Nicolas Bouvier – « Il faudra repartir »

« Il faudra repartir » – Nicolas Bouvier – 2012 – Petite Biblio Payot

Textes édités après la mort de Nicolas Bouvier. Parlant de pays sur lesquels il n’a, de son vivant, rien publié. Il y a, en 1948, son premier voyage le conduisant au Danemark. En 1992, ce sont les routes néo-zélandaises qu’il parcoure. Entre les deux, l’Indonésie, la Chine, le Canada, l’Algérie. Ce sont des textes bruts. Rédigés avec talent par ce portraitiste connu et reconnu, ce fin observateur de la vie quotidienne sous toutes les latitudes.

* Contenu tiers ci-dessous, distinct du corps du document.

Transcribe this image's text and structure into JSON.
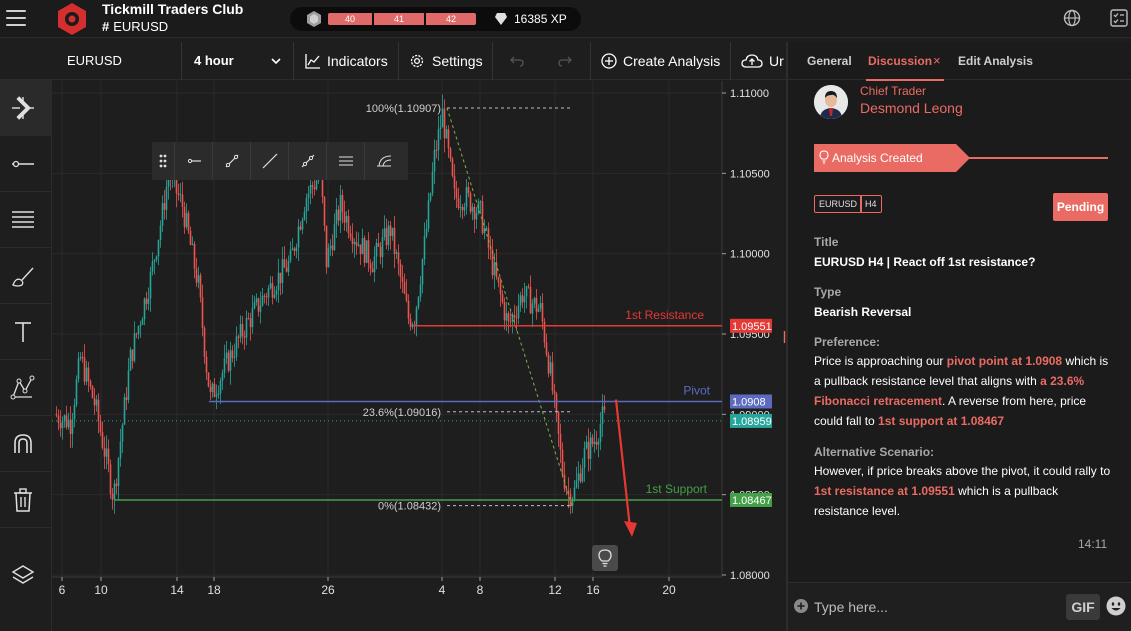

Voici un auteur connu pour la qualité de sa plume et pour son goût de la découverte et du voyage. Deux caractéristiques qui ne pouvaient me laisser indifférent. Il était temps que je mon plonge dans cette œuvre car, avant ce livre, je n’avais encore rien lu de Nicolas Bouvier. Mais les circonstances et une certaine prévenance m’ont fait le découvrir par l’intermédiaire de ce livre publié post-mortem. En guise d’hommage mais aussi pour saluer les intrinsèques qualités d’observation et d’analyse de Bouvier. Car ces textes bruts, sans fioritures, soulignent la finesse et la justesse de son travail. Il s’agit d’une réalité vue et vécue par cet amoureux de voyages authentiques loin, bien loin, des sentiers battus.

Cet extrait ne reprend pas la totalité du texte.